Dünyanın geniş siyasî ve içtimaî olaylarının yanı sıra, bütün dünya devletleri Koronavirüs denilen dehşetli ve bulaşıcı bir virüsle boğuşuyor. Genel olarak insanlığın zihni tamamen bu hadiseye yoğunlaşmış. Ölüm bütün çıplaklığıyla insanların gözleri önünde cereyan ediyor. Dünyanın ne kadar fâni ve geçici olduğu ayan beyan görülüyor.
Yaratılıştan ebediyet isteyen ve ölüm gerçeğinden son derece korkan insanlık, bu olay karşısında çaresizlik içinde. Doktorların gözleri önünde binlerce insan can veriyor ama bir şey elden gelmiyor. Amerika ve Avrupa devletleri huzur evlerinde olanları kendi hallerinde ölüme terk etmiş. Hastanelerde yatan hastaların da yaşlı olanlarını değil, hiç olmazsa daha genç olanlarını kurtaralım diye hasta seçmek durumunda kalmış vaziyette. Sağlık sistemleri çökmüş. Henüz ilâcı olmayan bir hastalık karşısında doktorlar ne kadar âciz kaldıklarını bizzat yaşayarak görüyorlar. Gelişmiş ülkeler denilen ve milli gelirleri trilyonlarla ifade edilen zengin devletleri yönetenler de, ölüm gerçeği karşısında ne kadar çaresiz kaldıklarını onlar da gördüler. Bir virüs âdeta dünyayı dize getirdi. Allah’ın ordularından sadece birisi olan Koronavirüs, burnu Kaf Dağında ve kibirlerinden yanlarına yaklaşılamayan adamları şaşkına çevirdi.

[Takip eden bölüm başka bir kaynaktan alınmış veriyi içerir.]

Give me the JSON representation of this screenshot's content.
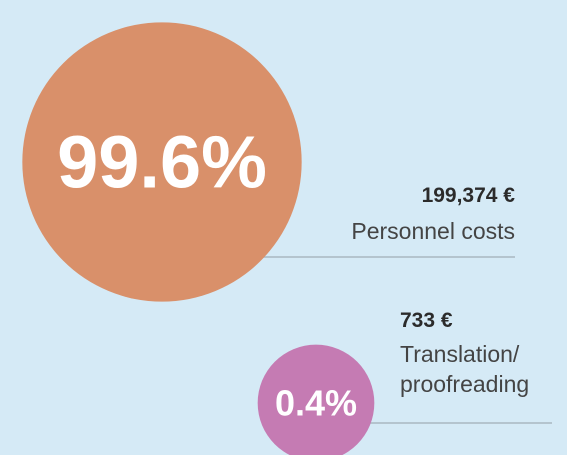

Dünya çapında binlerce insanın ölümüne sebep olan bir virüs, insanların ebediyet isteyen kalplerinde dehşetli korkular ve yaralar açtı. Sonsuza kadar yaşamak arzu eden her insan, teselli verecek hakiki ve semavî bir din arayışına girdi. Avrupa devletlerinin bir kısmında şimdiden camilerde açıktan ezan okunmasına izin verilmesi, kiliselerde ezanlar okutulması ve diğer dînî gelişmeler hayra alâmet. Bu arayışlar, inşaallah insanlığın İslâm diniyle buluşmasını netice verecek gibi görünüyor.
Böylesine ilginç gelişmelerin yaşandığı bir dünya hayatında, bizler aslî hizmetlerimizin başındayız. Zira, bizler Risale-i Nurla ehl-i imanın imanını kurtarmak ve muhafaza etmekle vazifeli bir cemaatiz. Bizim meşgul olduğumuz vazife, ehli dünyanın meşgul olduğu en büyük meselelerden daha büyüktür. Bizim en küçük meselemize, onların en büyük meseleleri mukabil gelemez. Hiç bir ayırım yapmadan, milletin bütün fertlerine takdim edilen bu iman hizmetine herkesin ihtiyacı vardır. Bu hizmette dost düşman ayırımı yapılamaz. Çünkü, kimin, ne zaman, nerede ve ne şekilde hidayete geleceğini Allah’tan başka kimse bilemez.
Bu itibarla, her biri birer irşat ve tebliğ kürsüsü olan Nur dershaneleri ve diğer ders meclisleri, iman ve Kur’an hakikatleri cihetinde etrafına ışık saçmaya devam etmeli ve en büyük ve en birinci vazifemizin bu olduğu hiç bir zaman unutulmamalı ve ihmale uğramamalıdır. Ülkemizi hem ahlâken hem de her cihetten yükseltecek olan da bu tarz hizmetlerdir.